What Will You Gain from Your Misfortune?
For me, each season brings a different focus. Fall is about starting. Winter is about persisting. Spring is recommitting. And summer is reflecting.
This summer, I’ve been reflecting on wins and losses. On the business side of things, there have been heartbreaking losses this year. Just as it is with the defeats themselves, the reflection can make you bitter, or it can make you better.
As I’ve taken a look back at our ongoing effort to win good work this year, some of the losses have felt just downright unfair. We lost one massive project because another company acquired our customer. We had finalized but then lost another project because the customer experienced a sudden unexpected financial setback. And another project was pulled due to a corporate shake-up and restructure. For each, we had planned on the work and were disappointed when it didn’t happen.

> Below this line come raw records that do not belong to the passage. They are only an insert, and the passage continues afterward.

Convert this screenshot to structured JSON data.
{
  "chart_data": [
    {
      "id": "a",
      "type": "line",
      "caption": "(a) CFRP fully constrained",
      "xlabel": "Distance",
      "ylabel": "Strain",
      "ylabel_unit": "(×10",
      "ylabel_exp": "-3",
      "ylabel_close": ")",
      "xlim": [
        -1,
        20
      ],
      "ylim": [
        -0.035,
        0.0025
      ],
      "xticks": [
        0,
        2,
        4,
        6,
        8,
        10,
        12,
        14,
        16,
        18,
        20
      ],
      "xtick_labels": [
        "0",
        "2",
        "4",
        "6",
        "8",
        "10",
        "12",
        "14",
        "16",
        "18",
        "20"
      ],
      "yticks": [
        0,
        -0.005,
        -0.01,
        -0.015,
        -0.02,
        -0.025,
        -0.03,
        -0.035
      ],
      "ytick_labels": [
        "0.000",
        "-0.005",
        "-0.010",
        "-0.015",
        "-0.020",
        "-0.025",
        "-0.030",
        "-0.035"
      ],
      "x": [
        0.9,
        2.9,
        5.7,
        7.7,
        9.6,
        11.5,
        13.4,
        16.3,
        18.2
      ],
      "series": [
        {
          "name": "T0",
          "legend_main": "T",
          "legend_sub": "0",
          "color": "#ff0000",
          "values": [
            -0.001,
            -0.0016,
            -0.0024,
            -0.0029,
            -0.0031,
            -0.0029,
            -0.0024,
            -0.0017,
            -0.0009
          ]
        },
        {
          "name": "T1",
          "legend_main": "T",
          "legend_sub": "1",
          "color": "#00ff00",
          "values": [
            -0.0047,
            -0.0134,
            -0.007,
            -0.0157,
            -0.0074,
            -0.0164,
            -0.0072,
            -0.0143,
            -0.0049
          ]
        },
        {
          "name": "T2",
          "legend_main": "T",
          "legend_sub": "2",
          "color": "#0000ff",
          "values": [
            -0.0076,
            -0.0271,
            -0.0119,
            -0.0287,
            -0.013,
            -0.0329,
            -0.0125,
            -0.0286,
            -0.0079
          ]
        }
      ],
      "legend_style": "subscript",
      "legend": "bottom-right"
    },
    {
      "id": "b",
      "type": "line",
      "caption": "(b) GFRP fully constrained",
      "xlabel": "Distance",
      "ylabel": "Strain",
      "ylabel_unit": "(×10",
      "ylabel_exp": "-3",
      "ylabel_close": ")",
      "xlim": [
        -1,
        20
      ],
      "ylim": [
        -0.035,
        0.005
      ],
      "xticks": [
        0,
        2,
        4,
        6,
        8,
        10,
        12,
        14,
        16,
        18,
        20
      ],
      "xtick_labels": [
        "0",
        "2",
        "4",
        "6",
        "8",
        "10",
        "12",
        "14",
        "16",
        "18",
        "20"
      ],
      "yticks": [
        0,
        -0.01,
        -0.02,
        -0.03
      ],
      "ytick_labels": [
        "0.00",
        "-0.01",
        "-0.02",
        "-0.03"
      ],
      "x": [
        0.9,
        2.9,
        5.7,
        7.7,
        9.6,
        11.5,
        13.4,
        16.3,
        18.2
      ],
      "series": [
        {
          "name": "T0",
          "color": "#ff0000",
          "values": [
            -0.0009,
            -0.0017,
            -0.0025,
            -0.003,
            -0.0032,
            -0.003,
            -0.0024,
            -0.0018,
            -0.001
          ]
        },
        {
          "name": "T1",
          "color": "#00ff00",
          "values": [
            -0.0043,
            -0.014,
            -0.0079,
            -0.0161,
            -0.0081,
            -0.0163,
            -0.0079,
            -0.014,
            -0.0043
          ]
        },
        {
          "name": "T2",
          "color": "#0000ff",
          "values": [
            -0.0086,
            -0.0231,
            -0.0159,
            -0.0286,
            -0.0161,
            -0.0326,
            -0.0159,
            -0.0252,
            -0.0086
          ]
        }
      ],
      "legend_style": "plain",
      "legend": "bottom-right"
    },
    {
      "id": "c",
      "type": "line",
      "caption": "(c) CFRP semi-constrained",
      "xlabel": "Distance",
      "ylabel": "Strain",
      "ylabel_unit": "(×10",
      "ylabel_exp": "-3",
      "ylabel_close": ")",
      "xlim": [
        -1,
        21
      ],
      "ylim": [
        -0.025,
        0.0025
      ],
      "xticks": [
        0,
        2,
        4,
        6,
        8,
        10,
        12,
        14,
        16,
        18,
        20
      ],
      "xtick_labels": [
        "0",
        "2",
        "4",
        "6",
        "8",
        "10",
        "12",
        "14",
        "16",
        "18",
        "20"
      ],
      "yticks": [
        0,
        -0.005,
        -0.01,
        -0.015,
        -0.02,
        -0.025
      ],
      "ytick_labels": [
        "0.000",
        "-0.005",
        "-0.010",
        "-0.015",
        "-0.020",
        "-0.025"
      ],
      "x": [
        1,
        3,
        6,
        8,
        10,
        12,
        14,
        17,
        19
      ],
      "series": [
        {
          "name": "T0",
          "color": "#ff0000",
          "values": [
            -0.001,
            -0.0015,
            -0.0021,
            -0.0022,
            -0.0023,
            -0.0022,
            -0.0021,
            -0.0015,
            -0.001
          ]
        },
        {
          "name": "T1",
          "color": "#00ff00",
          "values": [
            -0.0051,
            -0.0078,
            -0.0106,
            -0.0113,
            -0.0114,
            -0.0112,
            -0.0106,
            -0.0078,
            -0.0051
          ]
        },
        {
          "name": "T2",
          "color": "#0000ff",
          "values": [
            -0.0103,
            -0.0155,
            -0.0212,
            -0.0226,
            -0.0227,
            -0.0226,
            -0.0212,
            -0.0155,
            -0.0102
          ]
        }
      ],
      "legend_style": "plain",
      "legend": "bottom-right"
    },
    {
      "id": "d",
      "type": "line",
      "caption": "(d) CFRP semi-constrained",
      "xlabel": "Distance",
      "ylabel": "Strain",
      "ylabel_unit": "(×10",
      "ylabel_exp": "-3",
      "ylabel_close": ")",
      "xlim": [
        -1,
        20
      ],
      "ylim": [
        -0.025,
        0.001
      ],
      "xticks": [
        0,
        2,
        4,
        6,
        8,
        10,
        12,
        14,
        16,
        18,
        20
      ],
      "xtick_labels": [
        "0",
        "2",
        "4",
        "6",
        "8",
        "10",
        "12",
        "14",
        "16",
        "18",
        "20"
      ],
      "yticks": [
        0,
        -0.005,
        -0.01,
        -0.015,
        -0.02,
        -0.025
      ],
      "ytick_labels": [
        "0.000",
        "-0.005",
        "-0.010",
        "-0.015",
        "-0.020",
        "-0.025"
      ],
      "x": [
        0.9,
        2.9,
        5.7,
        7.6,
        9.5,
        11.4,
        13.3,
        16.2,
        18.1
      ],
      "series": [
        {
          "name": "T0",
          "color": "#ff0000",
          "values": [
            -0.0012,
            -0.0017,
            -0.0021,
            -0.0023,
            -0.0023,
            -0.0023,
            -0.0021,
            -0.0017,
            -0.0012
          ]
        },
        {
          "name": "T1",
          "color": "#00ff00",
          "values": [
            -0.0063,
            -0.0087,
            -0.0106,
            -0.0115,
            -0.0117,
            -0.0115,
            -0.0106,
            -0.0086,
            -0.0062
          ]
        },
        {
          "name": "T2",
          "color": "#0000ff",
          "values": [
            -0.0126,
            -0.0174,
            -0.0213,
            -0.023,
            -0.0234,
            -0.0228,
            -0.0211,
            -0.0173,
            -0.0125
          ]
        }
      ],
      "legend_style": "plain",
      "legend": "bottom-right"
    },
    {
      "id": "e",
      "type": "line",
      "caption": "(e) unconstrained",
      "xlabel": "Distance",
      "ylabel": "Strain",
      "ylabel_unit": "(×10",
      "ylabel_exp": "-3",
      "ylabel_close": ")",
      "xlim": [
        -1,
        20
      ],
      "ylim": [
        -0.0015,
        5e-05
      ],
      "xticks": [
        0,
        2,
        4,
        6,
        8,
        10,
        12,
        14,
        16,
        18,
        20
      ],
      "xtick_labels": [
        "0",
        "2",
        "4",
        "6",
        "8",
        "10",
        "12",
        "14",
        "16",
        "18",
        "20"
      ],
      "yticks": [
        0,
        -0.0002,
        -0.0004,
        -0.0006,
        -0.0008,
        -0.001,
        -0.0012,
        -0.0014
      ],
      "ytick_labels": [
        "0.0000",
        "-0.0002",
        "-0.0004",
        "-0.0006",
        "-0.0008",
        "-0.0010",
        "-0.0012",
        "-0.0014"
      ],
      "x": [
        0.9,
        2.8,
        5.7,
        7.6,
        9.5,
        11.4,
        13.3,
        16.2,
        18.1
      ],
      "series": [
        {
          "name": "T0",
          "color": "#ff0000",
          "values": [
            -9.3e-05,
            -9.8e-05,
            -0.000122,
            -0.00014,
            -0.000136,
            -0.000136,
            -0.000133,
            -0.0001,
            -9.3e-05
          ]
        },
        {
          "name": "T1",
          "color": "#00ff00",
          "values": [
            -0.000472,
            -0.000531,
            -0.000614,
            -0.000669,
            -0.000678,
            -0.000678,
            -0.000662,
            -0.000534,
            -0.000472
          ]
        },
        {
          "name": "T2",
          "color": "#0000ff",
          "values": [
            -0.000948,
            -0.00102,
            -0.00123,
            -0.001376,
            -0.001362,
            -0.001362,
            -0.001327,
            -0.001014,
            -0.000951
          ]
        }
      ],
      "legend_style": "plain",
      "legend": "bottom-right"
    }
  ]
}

These weren’t so much failures or tragedies as they were just plain bad luck. And that’s part of the experience of being human. Misfortune causes us pain and frustration, but it can also lead to something else—that is, if we’ll allow it. I was reminded of this as my summer reflection included the phenomenal speech Chief Justice John Roberts delivered last month at his son’s middle school graduation:
From time to time in the years to come, I hope you will be treated unfairly, so that you will come to know the value of justice. I hope that you will suffer betrayal because that will teach you the importance of loyalty. Sorry to say, but I hope you will be lonely from time to time so that you don’t take friends for granted. I wish you bad luck, again, from time to time so that you will be conscious of the role of chance in life and understand that your success is not completely deserved and that the failure of others is not completely deserved either.
And when you lose, as you will from time to time, I hope every now and then, your opponent will gloat over your failure. It is a way for you to understand the importance of sportsmanship. I hope you’ll be ignored so you know the importance of listening to others, and I hope you will have just enough pain to learn compassion. Whether I wish these things or not, they’re going to happen. And whether you benefit from them or not will depend upon your ability to see the message in your misfortunes.
My entitlement resents misfortune. And the pain often causes me to dismiss and move quickly past it. Perhaps the better response is to search for the message in the misfortune.
It’s freeing to remember that I’m not always in control. Unfairness, betrayal, loneliness, bad luck, loss, rejection, pain—they’re all part of being human. We can either be better or bitter from it.
What misfortune have you recently experienced?